At this moment there is an emission of hormones of a thyroid gland in blood and there is a thyrotoxicosis. Degree of a thyrotoxicosis depends on amount of the thrown-out hormones, and the amount of the thrown-out hormones depends on the inflammation center sizes. Then gradually there is a scarring of the struck zone.
Treatment of the Subacute tireodit:
Treatment of a subacute tiroidit medicamentous. Generally synthetic glucocorticoid hormones (Prednisolonum, dexamethasone, Kenacortum, Methypredum) are applied. After normalization of a condition of a dose of hormones gradually reduce.

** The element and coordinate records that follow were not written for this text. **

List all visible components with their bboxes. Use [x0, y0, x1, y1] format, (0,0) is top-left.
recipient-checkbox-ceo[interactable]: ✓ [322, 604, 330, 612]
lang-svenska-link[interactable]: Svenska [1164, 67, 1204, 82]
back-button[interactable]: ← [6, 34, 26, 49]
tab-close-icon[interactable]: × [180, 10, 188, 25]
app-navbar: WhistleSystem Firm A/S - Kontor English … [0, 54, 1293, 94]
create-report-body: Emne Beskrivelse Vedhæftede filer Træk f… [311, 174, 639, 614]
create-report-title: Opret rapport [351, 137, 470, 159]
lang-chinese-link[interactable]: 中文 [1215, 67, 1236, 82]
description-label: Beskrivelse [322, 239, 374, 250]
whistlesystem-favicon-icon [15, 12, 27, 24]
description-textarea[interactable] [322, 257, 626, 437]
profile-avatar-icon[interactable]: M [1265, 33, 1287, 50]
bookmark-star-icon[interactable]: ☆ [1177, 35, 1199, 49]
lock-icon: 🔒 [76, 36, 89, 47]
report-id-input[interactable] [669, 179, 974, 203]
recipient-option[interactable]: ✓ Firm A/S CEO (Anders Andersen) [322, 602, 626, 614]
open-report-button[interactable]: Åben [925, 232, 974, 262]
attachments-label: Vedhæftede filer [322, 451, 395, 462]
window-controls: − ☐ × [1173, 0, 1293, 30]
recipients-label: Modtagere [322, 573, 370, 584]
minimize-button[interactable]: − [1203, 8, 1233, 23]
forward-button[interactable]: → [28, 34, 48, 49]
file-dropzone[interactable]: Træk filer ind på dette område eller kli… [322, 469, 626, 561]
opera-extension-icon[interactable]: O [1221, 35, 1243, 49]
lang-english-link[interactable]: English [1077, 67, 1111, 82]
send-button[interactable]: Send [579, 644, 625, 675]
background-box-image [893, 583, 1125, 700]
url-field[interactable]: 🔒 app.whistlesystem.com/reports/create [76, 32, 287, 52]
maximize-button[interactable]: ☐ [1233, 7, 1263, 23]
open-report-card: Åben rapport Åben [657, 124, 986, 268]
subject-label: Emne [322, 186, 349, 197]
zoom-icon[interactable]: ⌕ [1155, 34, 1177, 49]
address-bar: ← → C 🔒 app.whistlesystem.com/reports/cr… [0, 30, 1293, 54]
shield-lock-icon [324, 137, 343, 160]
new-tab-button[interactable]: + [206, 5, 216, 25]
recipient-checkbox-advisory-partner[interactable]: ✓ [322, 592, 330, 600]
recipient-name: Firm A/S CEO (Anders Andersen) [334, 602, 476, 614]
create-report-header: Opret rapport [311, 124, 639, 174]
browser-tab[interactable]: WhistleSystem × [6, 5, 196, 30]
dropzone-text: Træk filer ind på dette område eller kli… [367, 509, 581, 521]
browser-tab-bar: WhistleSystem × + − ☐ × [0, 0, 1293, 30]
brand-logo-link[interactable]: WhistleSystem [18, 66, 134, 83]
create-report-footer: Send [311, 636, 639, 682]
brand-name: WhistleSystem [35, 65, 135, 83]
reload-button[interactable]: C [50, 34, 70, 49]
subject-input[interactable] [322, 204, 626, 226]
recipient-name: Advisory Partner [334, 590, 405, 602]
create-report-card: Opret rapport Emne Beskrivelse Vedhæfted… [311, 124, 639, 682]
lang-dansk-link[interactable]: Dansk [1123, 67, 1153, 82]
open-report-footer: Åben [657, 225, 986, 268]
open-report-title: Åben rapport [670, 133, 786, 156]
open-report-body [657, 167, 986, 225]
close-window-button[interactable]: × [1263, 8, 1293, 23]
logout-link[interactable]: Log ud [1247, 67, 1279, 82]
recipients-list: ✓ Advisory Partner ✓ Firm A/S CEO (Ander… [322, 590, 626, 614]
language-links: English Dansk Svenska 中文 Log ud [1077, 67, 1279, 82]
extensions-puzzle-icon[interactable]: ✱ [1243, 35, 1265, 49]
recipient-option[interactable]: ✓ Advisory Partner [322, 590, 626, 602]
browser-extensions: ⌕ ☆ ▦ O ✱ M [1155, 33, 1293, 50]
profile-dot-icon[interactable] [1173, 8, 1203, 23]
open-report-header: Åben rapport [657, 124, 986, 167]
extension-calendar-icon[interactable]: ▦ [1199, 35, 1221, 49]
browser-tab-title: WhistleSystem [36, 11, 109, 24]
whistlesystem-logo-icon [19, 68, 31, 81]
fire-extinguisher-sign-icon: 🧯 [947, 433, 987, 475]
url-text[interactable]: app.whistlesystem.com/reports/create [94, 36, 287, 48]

Treatment at an initial, acute stage of a subacute tireodit symptomatic. At slight pain each 3-4 h appoint aspirin in a dose of 600 mg; at severe pain aspirin is usually inefficient. Almost always it is possible to reduce pain by means of Prednisonum (on 10-20 mg in 2 times a day), and the effect, as a rule, occurs in several hours after reception of the first dose. Lack of bystry analgesic effect of Prednisonum calls into question the diagnosis of a subacute granulematozny thyroiditis. In a week begin to lower Prednisonum doses by 5 mg each 2-3 days. Treatment duration Prednisonum should not exceed several weeks. In the course of Prednisonum cancellation pain sometimes amplifies. In such cases of a dose of Prednisonum increase again, and then again reduce. For elimination of symptoms of a thyrotoxicosis appoint propranolol, on 20-40 mg in 3-4 times a day. Anti-thyroid means do not apply.
In an acute stage of a subacute tireodit absorption of a radioiodine a thyroid gland remains reduced. Replacement therapy by thyroid hormones is not required.
The hypothyroid stage of a subacute tireidit seldom lasts more than 2-3 months; at this time carry out replacement therapy by left thyroxine on 0,10-0,15 mg/days inside.
Treatment duration hormonal drugs no more than two months. If disease easy are sometimes limited to purpose of aspirin, indometacin, Voltarenum or Brufenum. At the expressed tirotoksikoz sometimes appoint beta adrenoblockers. Prescription of antibiotics at a subacute tiroidit is contraindicated and can worsen a condition of the patient.
The forecast at this disease good. At timely begun treatment through 2-3mesyaets there occurs recovery. If a disease not to treat it can independently proceed up to two years and pass into a chronic form.